What’s wrong with this picture?

So yeah, the Onion Ring is gaining momentum. Harper has gone on record saying he only needs 40% of the vote to maintain his minority government. That works out to around 25-30% of the eligible voting population, or in the neighborhood of 6,666,000 votes. And that’s making some fairly optimistic assumptions regarding voter engagement. What will it say if this little group of nonsensical dissent can reach that marker? There are already t-shirts available, one of them (my favorite) with an iconic Obama-ized theme. A faux-Onion Ring Party has even been started (anyone remember the Rhinos?). How can an onion ring capture more of the national zeitgeist than the nations elected officials?

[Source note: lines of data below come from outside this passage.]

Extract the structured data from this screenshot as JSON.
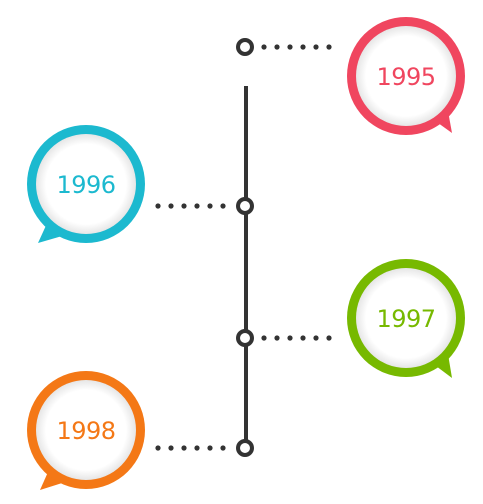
{
  "timeline": {
    "events": [
      {
        "year": "1995",
        "color": "#f0465f"
      },
      {
        "year": "1996",
        "color": "#1cb9cf"
      },
      {
        "year": "1997",
        "color": "#77b900"
      },
      {
        "year": "1998",
        "color": "#f47816"
      }
    ],
    "line_color": "#333333"
  }
}
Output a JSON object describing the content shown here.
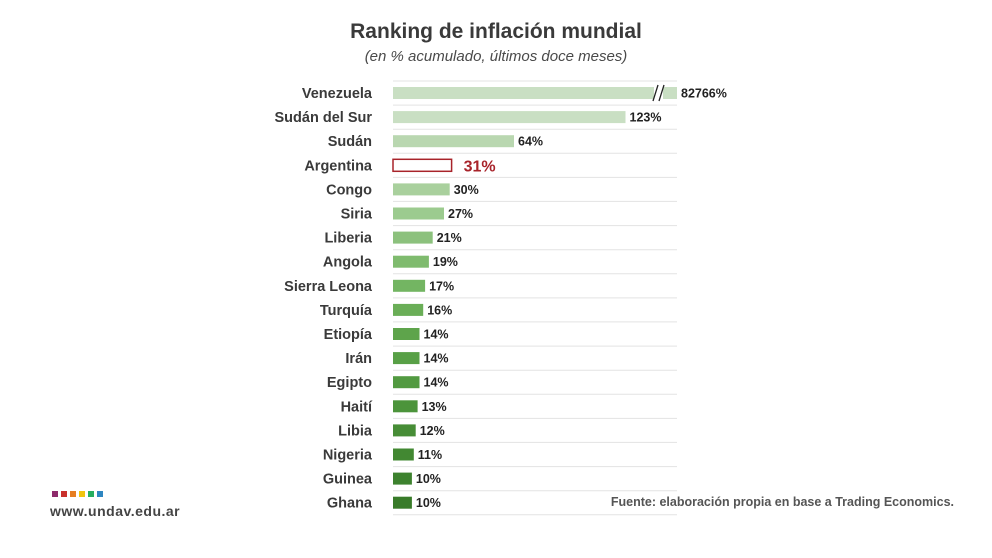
{
  "title": "Ranking de inflación mundial",
  "subtitle": "(en % acumulado, últimos doce meses)",
  "source": "Fuente: elaboración propia en base a Trading Economics.",
  "website": "www.undav.edu.ar",
  "logo_colors": [
    "#8e2a6b",
    "#c9302c",
    "#e67e22",
    "#f1c40f",
    "#27ae60",
    "#2e86c1"
  ],
  "chart_data": {
    "type": "bar",
    "orientation": "horizontal",
    "title": "Ranking de inflación mundial",
    "subtitle": "(en % acumulado, últimos doce meses)",
    "xlim": [
      0,
      150
    ],
    "axis_break": "Venezuela",
    "highlight": "Argentina",
    "highlight_color": "#a8232a",
    "categories": [
      "Venezuela",
      "Sudán del Sur",
      "Sudán",
      "Argentina",
      "Congo",
      "Siria",
      "Liberia",
      "Angola",
      "Sierra Leona",
      "Turquía",
      "Etiopía",
      "Irán",
      "Egipto",
      "Haití",
      "Libia",
      "Nigeria",
      "Guinea",
      "Ghana"
    ],
    "values": [
      82766,
      123,
      64,
      31,
      30,
      27,
      21,
      19,
      17,
      16,
      14,
      14,
      14,
      13,
      12,
      11,
      10,
      10
    ],
    "labels": [
      "82766%",
      "123%",
      "64%",
      "31%",
      "30%",
      "27%",
      "21%",
      "19%",
      "17%",
      "16%",
      "14%",
      "14%",
      "14%",
      "13%",
      "12%",
      "11%",
      "10%",
      "10%"
    ],
    "colors": [
      "#c9dfc3",
      "#c9dfc3",
      "#b9d7b0",
      "#ffffff",
      "#a9d09d",
      "#9ccb8f",
      "#8cc17d",
      "#7fbb6e",
      "#73b562",
      "#6aae57",
      "#5ea44b",
      "#58a046",
      "#529a41",
      "#4c943b",
      "#478d36",
      "#428832",
      "#3d822e",
      "#387b29"
    ]
  }
}
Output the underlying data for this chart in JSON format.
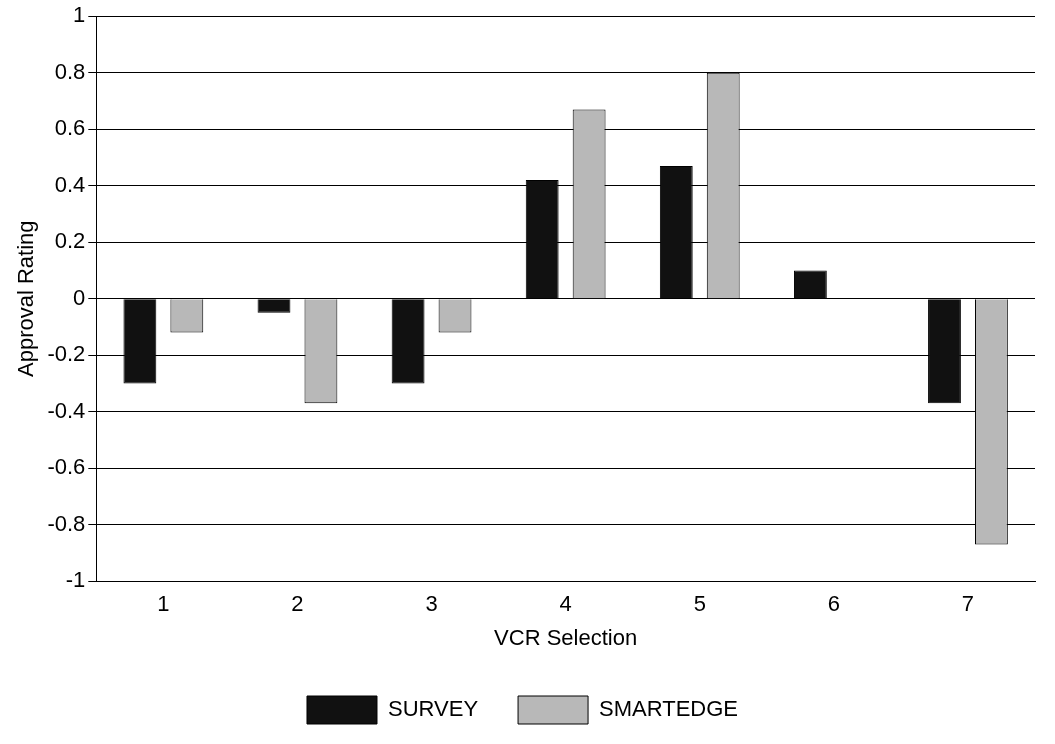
{
  "chart_data": {
    "type": "bar",
    "xlabel": "VCR Selection",
    "ylabel": "Approval Rating",
    "categories": [
      "1",
      "2",
      "3",
      "4",
      "5",
      "6",
      "7"
    ],
    "series": [
      {
        "name": "SURVEY",
        "color": "#111111",
        "values": [
          -0.3,
          -0.05,
          -0.3,
          0.42,
          0.47,
          0.1,
          -0.37
        ]
      },
      {
        "name": "SMARTEDGE",
        "color": "#b8b8b8",
        "values": [
          -0.12,
          -0.37,
          -0.12,
          0.67,
          0.8,
          0,
          -0.87
        ]
      }
    ],
    "ylim": [
      -1,
      1
    ],
    "yticks": [
      -1,
      -0.8,
      -0.6,
      -0.4,
      -0.2,
      0,
      0.2,
      0.4,
      0.6,
      0.8,
      1
    ],
    "grid": "y",
    "legend": "bottom"
  }
}
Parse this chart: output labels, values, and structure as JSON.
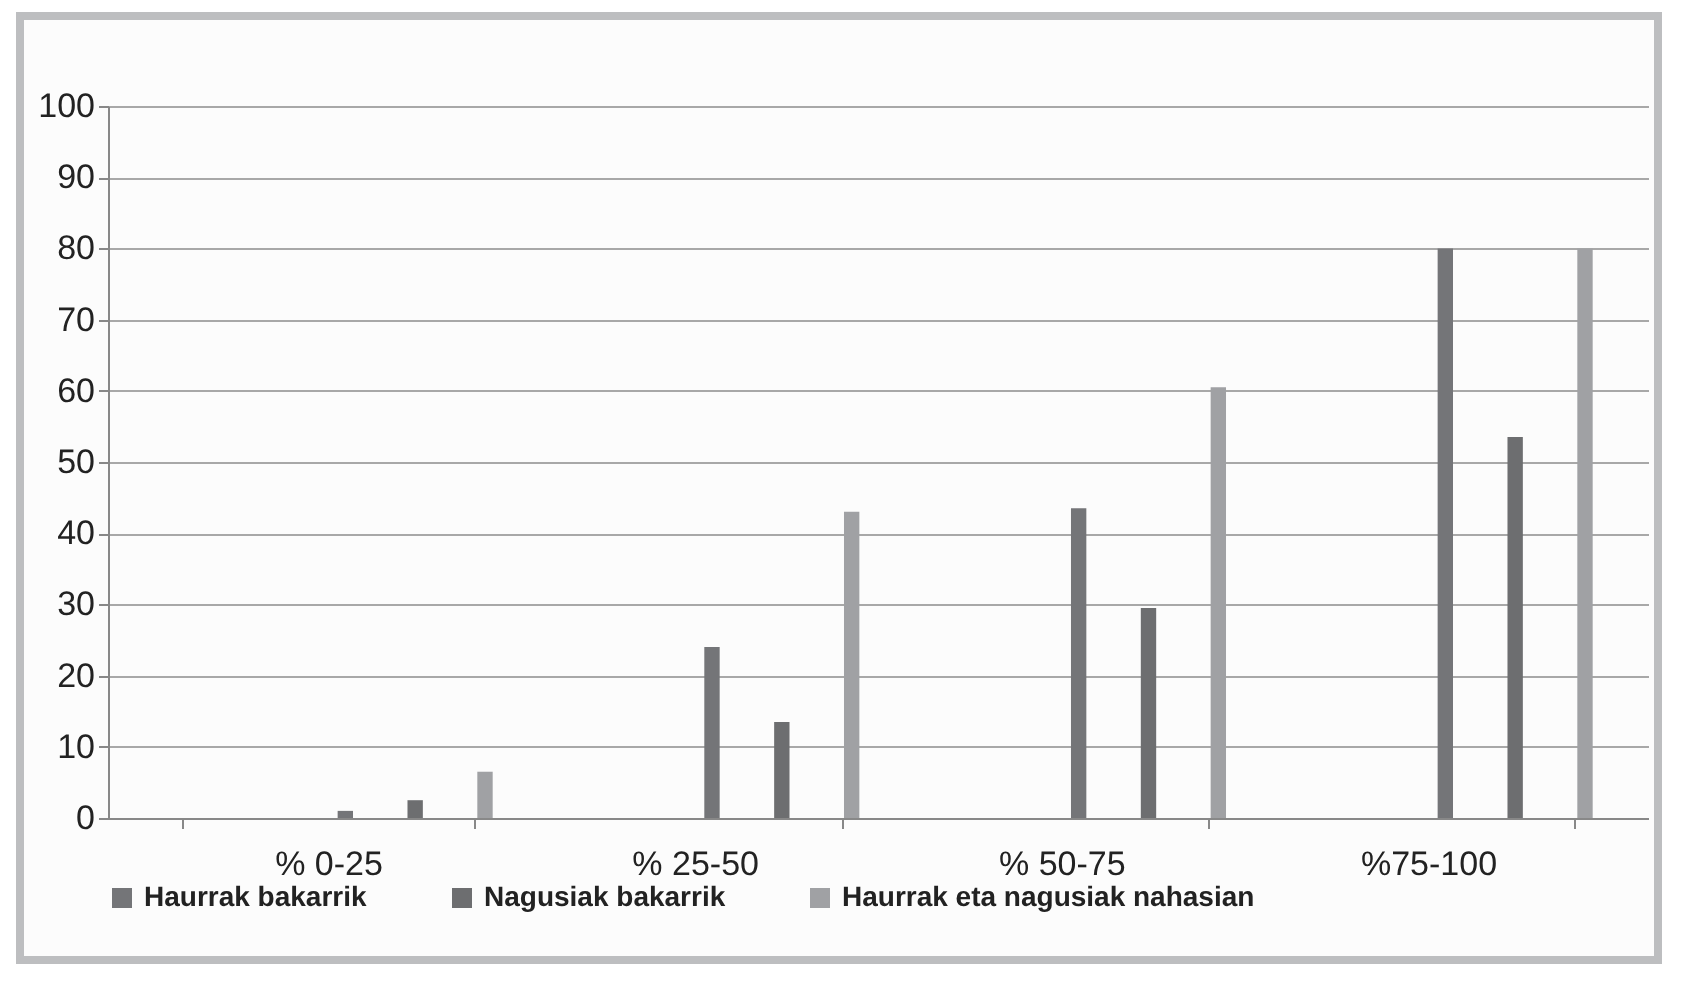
{
  "chart_data": {
    "type": "bar",
    "categories": [
      "% 0-25",
      "% 25-50",
      "% 50-75",
      "%75-100"
    ],
    "series": [
      {
        "name": "Haurrak bakarrik",
        "color": "#747578",
        "values": [
          1,
          24,
          43.5,
          80
        ]
      },
      {
        "name": "Nagusiak bakarrik",
        "color": "#6d6e70",
        "values": [
          2.5,
          13.5,
          29.5,
          53.5
        ]
      },
      {
        "name": "Haurrak eta nagusiak nahasian",
        "color": "#a0a1a4",
        "values": [
          6.5,
          43,
          60.5,
          80
        ]
      }
    ],
    "ylim": [
      0,
      100
    ],
    "yticks": [
      0,
      10,
      20,
      30,
      40,
      50,
      60,
      70,
      80,
      90,
      100
    ],
    "grid": "y",
    "legend": "bottom"
  }
}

Most importantly, how can the politicians of Canada, all of them regardless of party, not see how disillusioned the voting population is? How do they sleep at night?

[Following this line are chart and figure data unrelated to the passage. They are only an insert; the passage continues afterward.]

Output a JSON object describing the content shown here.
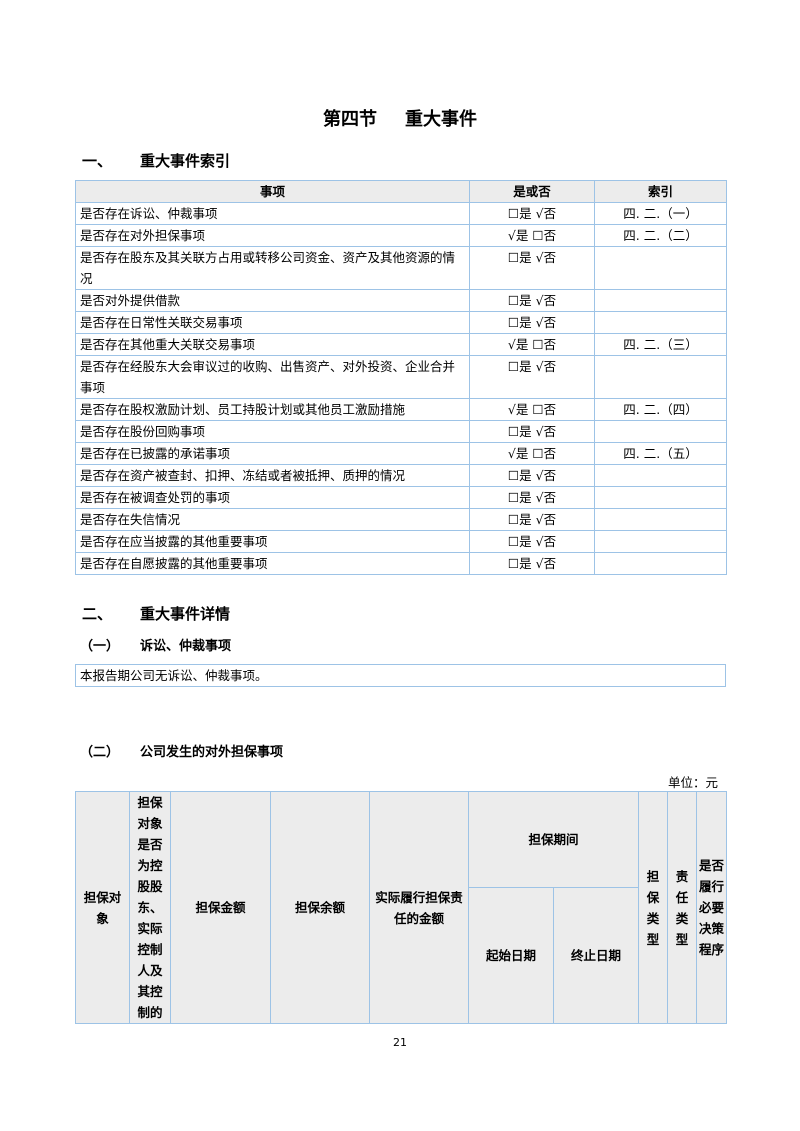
{
  "section_title": {
    "num": "第四节",
    "name": "重大事件"
  },
  "part1": {
    "num": "一、",
    "title": "重大事件索引"
  },
  "index_table": {
    "headers": [
      "事项",
      "是或否",
      "索引"
    ],
    "rows": [
      {
        "item": "是否存在诉讼、仲裁事项",
        "yn": "☐是 √否",
        "ref": "四. 二.（一）"
      },
      {
        "item": "是否存在对外担保事项",
        "yn": "√是 ☐否",
        "ref": "四. 二.（二）"
      },
      {
        "item": "是否存在股东及其关联方占用或转移公司资金、资产及其他资源的情况",
        "yn": "☐是 √否",
        "ref": ""
      },
      {
        "item": "是否对外提供借款",
        "yn": "☐是 √否",
        "ref": ""
      },
      {
        "item": "是否存在日常性关联交易事项",
        "yn": "☐是 √否",
        "ref": ""
      },
      {
        "item": "是否存在其他重大关联交易事项",
        "yn": "√是 ☐否",
        "ref": "四. 二.（三）"
      },
      {
        "item": "是否存在经股东大会审议过的收购、出售资产、对外投资、企业合并事项",
        "yn": "☐是 √否",
        "ref": ""
      },
      {
        "item": "是否存在股权激励计划、员工持股计划或其他员工激励措施",
        "yn": "√是 ☐否",
        "ref": "四. 二.（四）"
      },
      {
        "item": "是否存在股份回购事项",
        "yn": "☐是 √否",
        "ref": ""
      },
      {
        "item": "是否存在已披露的承诺事项",
        "yn": "√是 ☐否",
        "ref": "四. 二.（五）"
      },
      {
        "item": "是否存在资产被查封、扣押、冻结或者被抵押、质押的情况",
        "yn": "☐是 √否",
        "ref": ""
      },
      {
        "item": "是否存在被调查处罚的事项",
        "yn": "☐是 √否",
        "ref": ""
      },
      {
        "item": "是否存在失信情况",
        "yn": "☐是 √否",
        "ref": ""
      },
      {
        "item": "是否存在应当披露的其他重要事项",
        "yn": "☐是 √否",
        "ref": ""
      },
      {
        "item": "是否存在自愿披露的其他重要事项",
        "yn": "☐是 √否",
        "ref": ""
      }
    ]
  },
  "part2": {
    "num": "二、",
    "title": "重大事件详情"
  },
  "sub1": {
    "num": "（一）",
    "title": "诉讼、仲裁事项",
    "body": "本报告期公司无诉讼、仲裁事项。"
  },
  "sub2": {
    "num": "（二）",
    "title": "公司发生的对外担保事项",
    "unit": "单位：元"
  },
  "guarantee_table": {
    "h_target": "担保对象",
    "h_related": "担保对象是否为控股股东、实际控制人及其控制的",
    "h_amount": "担保金额",
    "h_balance": "担保余额",
    "h_actual": "实际履行担保责任的金额",
    "h_period": "担保期间",
    "h_start": "起始日期",
    "h_end": "终止日期",
    "h_type": "担保类型",
    "h_liability": "责任类型",
    "h_procedure": "是否履行必要决策程序"
  },
  "page_number": "21"
}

Does anyone really want an Onion Ring as the leader of our country? Probably not, but there are many that think it would be an improvement…

Thursday, December 3

"The more freedom we enjoy, the greater the responsibility we bear, toward others as well as ourselves." Oscar Arias Sanchez

The comments and dialog from the last few days reminded of this quote. It, too, is a great reminder that whatever grace or truth or freedom we’ve been granted involves as much responsibility as it does liberty for ourselves.  One interpretation is the cultural one; that in a ‘free’ culture or nation we have a responsibility to individuals or nations that do not enjoy our measure or version of freedom. That one scares me a bit.

That same logic can and has been used as an excuse for fairly overt imperialism since World War II by all of the Super Powers, so while I do believe that it is valid to a degree, I also think that we need to keep our eyes wide open to the fact that politicians use it to manipulate us. It doesn’t mean that we shouldn’t come to the aid of those less fortunate on the international stage, but let’s be honest and realistic about why our governments are imposing their definition of order and democracy on other parts of the world.  I mean really, we could do a lot more good in Darfur than in Afghanistan, don’cha think?

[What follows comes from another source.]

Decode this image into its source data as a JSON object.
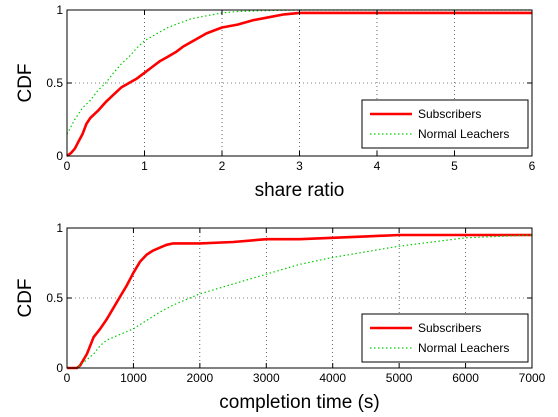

The definition I prefer for this quote, the one that means the most to me, involves a more internalized application. Whether our personal freedom is social, political, economic, intellectual, spiritual, emotional, etc.; whatever that freedom or combination of freedoms amounts to, in that regard we have a responsibility to give from that place of freedom to others.

It’s the same general concept as the geopolitical application, but the opportunity for it to be abused is dramatically lower because this is something that we monitor ourselves, that we have the opportunity to gauge and check continually based on whatever moral or ethical guidelines direct the way we live our lives.

We can call it paying it back or paying it forward, either one works for me, but I try to remind myself of what it is I’m thankful for on a fairly regular basis and give out of that. Since February of this year, when I made choices to dramatically simplify my life and go in a completely different direction, that list is pleasantly short - a list of needs with very few unnecessary clutter – but the things on it are weighty. It makes me think about how it is that I want to pay back, in the now and in the future, al the little ways I can be generous (without money) to the people I love and the ones I don’t know, and what I’d like to do in the future if I ever manage to finish and publish ‘the novel’. And I honestly get more excited thinking about that than about what new gadget or comfort I might want to buy next.

Who said responsibility sucks?

That’s not the question. This is: What is the freedom or freedoms that you are most thankful for, and how do you pay back or forward? What are the big or little ways that you give from whatever freedom you enjoy?